A friend forwarded an interesting discussion recently that cited the challenges that big companies are having finding talent (See: Why big high tech companies are losing the talent war). The article specifically calls out Yahoo! and other Silicon Valley giants. Initially I was inclined to jump on the bandwagon and support the framing of these companies as lost behemoths. While Yahoo! and the others clearly have their problems, it’s overly comforting as a small company to think that big companies are inherently inefficient or boring and that smaller firms are more nimble and a better bet.

But what is the real difference between working for an 800 pound gorilla and working for a scrappy start-up venture? The article stresses the advantages of a smaller environment as if to say that big companies were uniquely challenged. As compelling as that case may be, the grass is always greener on the other side.
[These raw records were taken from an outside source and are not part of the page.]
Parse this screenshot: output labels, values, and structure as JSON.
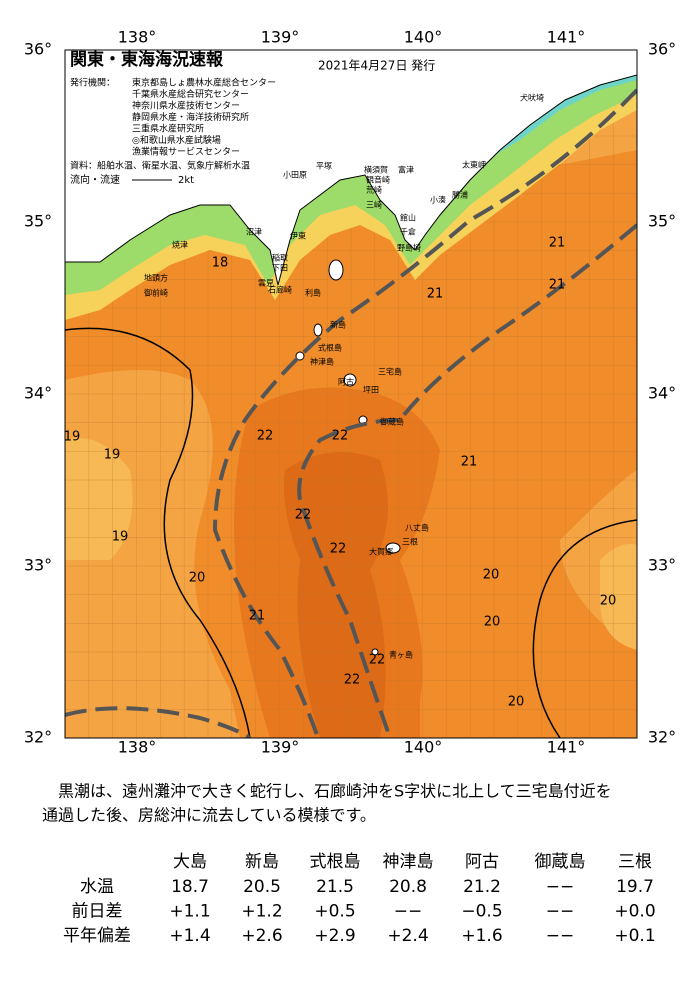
{
  "map": {
    "title": "関東・東海海況速報",
    "date": "2021年4月27日 発行",
    "issuer_label": "発行機関：",
    "issuers": [
      "東京都島しょ農林水産総合センター",
      "千葉県水産総合研究センター",
      "神奈川県水産技術センター",
      "静岡県水産・海洋技術研究所",
      "三重県水産研究所",
      "◎和歌山県水産試験場",
      "漁業情報サービスセンター"
    ],
    "sources": "資料：船舶水温、衛星水温、気象庁解析水温",
    "flow_label": "流向・流速",
    "flow_scale": "2kt",
    "lon_labels": [
      "138°",
      "139°",
      "140°",
      "141°"
    ],
    "lat_labels": [
      "36°",
      "35°",
      "34°",
      "33°",
      "32°"
    ],
    "places": [
      "犬吠埼",
      "太東岬",
      "勝浦",
      "小湊",
      "館山",
      "千倉",
      "野島埼",
      "富津",
      "横須賀",
      "観音崎",
      "荒崎",
      "三崎",
      "平塚",
      "小田原",
      "伊東",
      "沼津",
      "焼津",
      "地頭方",
      "御前崎",
      "下田",
      "稲取",
      "石廊崎",
      "雲見",
      "利島",
      "新島",
      "式根島",
      "神津島",
      "三宅島",
      "阿古",
      "坪田",
      "御蔵島",
      "八丈島",
      "三根",
      "大賀郷",
      "青ヶ島"
    ],
    "isotherm_labels": [
      18,
      19,
      19,
      19,
      20,
      21,
      22,
      22,
      22,
      22,
      22,
      22,
      21,
      21,
      21,
      21,
      20,
      20,
      20,
      20
    ]
  },
  "summary": {
    "lines": [
      "黒潮は、遠州灘沖で大きく蛇行し、石廊崎沖をS字状に北上して三宅島付近を",
      "通過した後、房総沖に流去している模様です。"
    ]
  },
  "table": {
    "columns": [
      "大島",
      "新島",
      "式根島",
      "神津島",
      "阿古",
      "御蔵島",
      "三根"
    ],
    "rows": [
      {
        "label": "水温",
        "values": [
          "18.7",
          "20.5",
          "21.5",
          "20.8",
          "21.2",
          "−−",
          "19.7"
        ]
      },
      {
        "label": "前日差",
        "values": [
          "+1.1",
          "+1.2",
          "+0.5",
          "−−",
          "−0.5",
          "−−",
          "+0.0"
        ]
      },
      {
        "label": "平年偏差",
        "values": [
          "+1.4",
          "+2.6",
          "+2.9",
          "+2.4",
          "+1.6",
          "−−",
          "+0.1"
        ]
      }
    ]
  }
}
Every company, at every size faces its own set of challenges.

To learn more about the case with Yahoo! see what one SVP identifies as the problems in what he calls the ‘The Peanut Butter Manifesto’.

Any company of any size would be hard pressed to say that they have none of these issues. At the end of the day it comes down to individual choice and the battles you want to fight.

At Extractable, our battle is making the web experience work for the user and building these experiences around the business goals of the client. If you are interested in joining up with us, drop me a note—first initial and last name at Extractable.

Ever wondered where Google is heading?

Thursday, December 14th, 2006 by Christian Crumlish

Check out this zoomable whiteboard image showing the Google Master Plan. I’m not really sure where the cattle mutilation fits in….

Lance Arthur is back and says web design is dead (film at 11)

Friday, December 8th, 2006 by Christian Crumlish

The legendary Lance Arthur, missing in action from the web scene for half a decade now (he was spending much of that time with some complicated email service scheme I don’t understand and more recently has been helping to launch Squarespace, the magazine/community CMS Christina Wodtke and company have productized via the revamped Box and Arrows ‘zine), is back and in his inimitably way he makes it clear that he’s not happy with the current state of web design:

Ugly may be too strong a word, actually. MySpace is ugly. Butt ugly. Bufugly. Google is simple. YouTube is somewhere in-between. And you may want to point at them — Google in particular — and argue that it is designed, and designed perfectly. Otherwise it wouldn’t be the success that it is, and I wouldn’t necessarily argue the point, other than to say that if I were a competitor, I wouldn’t do it the same way because if you’re trying to differentiate yourself from someone else, you don’t do it by looking exactly like them.

There are definite differences between the sites on the attainment of their goal, but they all have the exact same goal in mind and it is the same goal as any other public web site, and that’s to get and keep the attention of as many people as possible.

Perhaps death is too strong a word, maybe it’s merely in a coma. Maybe the pastelization and rounded-corner floaty bits signals a tidal change that there’s no recovering from, maybe that look that’s becoming so damned prevalent everyone one looks is merely how the web is going to loo because people like it and it lends a sameness to everything that accompanies a kind of comfort factor that everyone, seemingly, has been wanting all along but never managed to find.